No surprise, then, that the films are similar in style and approach: state-of-the-art hypernaturalism, down to the longueurs, natural underlighting, and open-ended narratives, with two-and-a-half-hour lengths for brutally simple arcs. Most of the films seem shot by the same damp-shadow cinematographer. (They weren’t.) What’s more, they reveal that Pintille was something of an ur-Romanian cinéaste: Slavic-style death-rattle humor is everywhere, if not dominant, and the setting is more often than not a paradigmatic post–Communist Bloc village of newly capitalist predators, their lives structured around black-marketeering, bitter self-indulgence, and maddened dreams of somehow scoring big or else getting the hell out.

Puiu’s STUFF AND DOUGH (2001) is typical, simultaneously lean and distracted, jumping into the back seat when a twentysomething punk accepts a dubious errand (deliver a package to a house in Bucharest without knowing or caring what’s in it) from his neighborhood’s amoral mini-oligarch (Vasilescu, a little grayer but no less sharp). He enlists a mouthy friend’s company, and they embark into a larger criminal story, of which we, and they, glimpse only the dangerous fringe details. It’s soon clear they’re being followed, but for the most part they talk to kill the time (we never abandon the anxiety as they seem to) before half-screwing up the agenda and returning home to a fraction of the fortune they’d anticipated. It’s all rhythm and time and experience, a road movie so stripped down that there’s almost nothing left except the looming off-road narrative we never fully grasp.
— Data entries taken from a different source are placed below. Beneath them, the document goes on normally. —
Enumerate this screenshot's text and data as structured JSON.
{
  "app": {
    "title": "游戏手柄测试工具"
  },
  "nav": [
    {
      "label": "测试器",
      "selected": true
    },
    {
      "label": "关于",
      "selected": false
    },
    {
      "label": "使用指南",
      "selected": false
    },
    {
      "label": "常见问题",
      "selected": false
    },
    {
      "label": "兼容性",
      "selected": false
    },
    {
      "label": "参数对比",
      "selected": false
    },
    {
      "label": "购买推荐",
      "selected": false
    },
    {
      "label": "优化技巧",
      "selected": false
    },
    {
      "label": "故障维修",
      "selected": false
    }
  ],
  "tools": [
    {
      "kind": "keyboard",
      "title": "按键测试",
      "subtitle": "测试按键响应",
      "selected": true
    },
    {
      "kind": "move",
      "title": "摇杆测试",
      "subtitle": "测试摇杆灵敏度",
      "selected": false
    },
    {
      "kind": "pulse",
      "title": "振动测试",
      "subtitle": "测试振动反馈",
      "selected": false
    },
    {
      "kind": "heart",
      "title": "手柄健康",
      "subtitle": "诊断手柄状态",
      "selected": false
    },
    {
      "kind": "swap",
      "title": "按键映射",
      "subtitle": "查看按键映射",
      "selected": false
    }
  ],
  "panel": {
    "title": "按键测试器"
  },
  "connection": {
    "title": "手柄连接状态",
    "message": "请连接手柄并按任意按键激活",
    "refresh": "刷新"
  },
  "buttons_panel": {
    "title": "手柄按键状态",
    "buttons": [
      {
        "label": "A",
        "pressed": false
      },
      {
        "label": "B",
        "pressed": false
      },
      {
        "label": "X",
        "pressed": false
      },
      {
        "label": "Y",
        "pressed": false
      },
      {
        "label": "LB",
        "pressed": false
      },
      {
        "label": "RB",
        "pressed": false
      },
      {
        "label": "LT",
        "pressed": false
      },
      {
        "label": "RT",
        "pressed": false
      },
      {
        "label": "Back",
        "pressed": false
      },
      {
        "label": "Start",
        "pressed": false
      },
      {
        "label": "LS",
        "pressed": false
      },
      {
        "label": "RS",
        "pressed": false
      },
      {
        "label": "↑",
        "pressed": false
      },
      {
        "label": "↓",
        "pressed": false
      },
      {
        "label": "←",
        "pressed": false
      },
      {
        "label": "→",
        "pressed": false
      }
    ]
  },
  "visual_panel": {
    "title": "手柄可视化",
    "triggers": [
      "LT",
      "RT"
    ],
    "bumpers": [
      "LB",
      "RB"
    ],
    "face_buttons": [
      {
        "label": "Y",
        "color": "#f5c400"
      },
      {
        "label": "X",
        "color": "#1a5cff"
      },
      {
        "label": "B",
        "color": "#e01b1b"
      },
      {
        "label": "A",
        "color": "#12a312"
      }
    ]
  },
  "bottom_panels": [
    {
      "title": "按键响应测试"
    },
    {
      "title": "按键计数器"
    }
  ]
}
Puiu’s THE DEATH OF MR. LAZARESCU (2005) is another kind of road movie, an odyssey of modern bureaucratic agony that’s Kafka-esque in its shape but painfully particular in its details. Already lauded last year — when it was sold as an outright comedy, an assertion that must’ve stupefied casual viewers — Puiu’s long film is less a plotted entertainment than an ordeal by realism. As our expiring Romanian nowhere man is escorted from one Bucharest hospital and disinterested doctor to another by his Virgil (a middle-aged EMT played with acidic sympathy by Luminata Gheorghiu), Puiu dallies in the exhausted night spaces, as if chiding us for thinking we have something better to do than watch this luckless old bastard’s body shut down in an uncaring modern economy. He’s right, of course, but the length (154 minutes) and the deliberate meandering encourage us to grow impatient, and then harbor guilt, and then refocus, and so on. It’s a movie about empathy, and the modern lack thereof, in the viewer as well as the characters.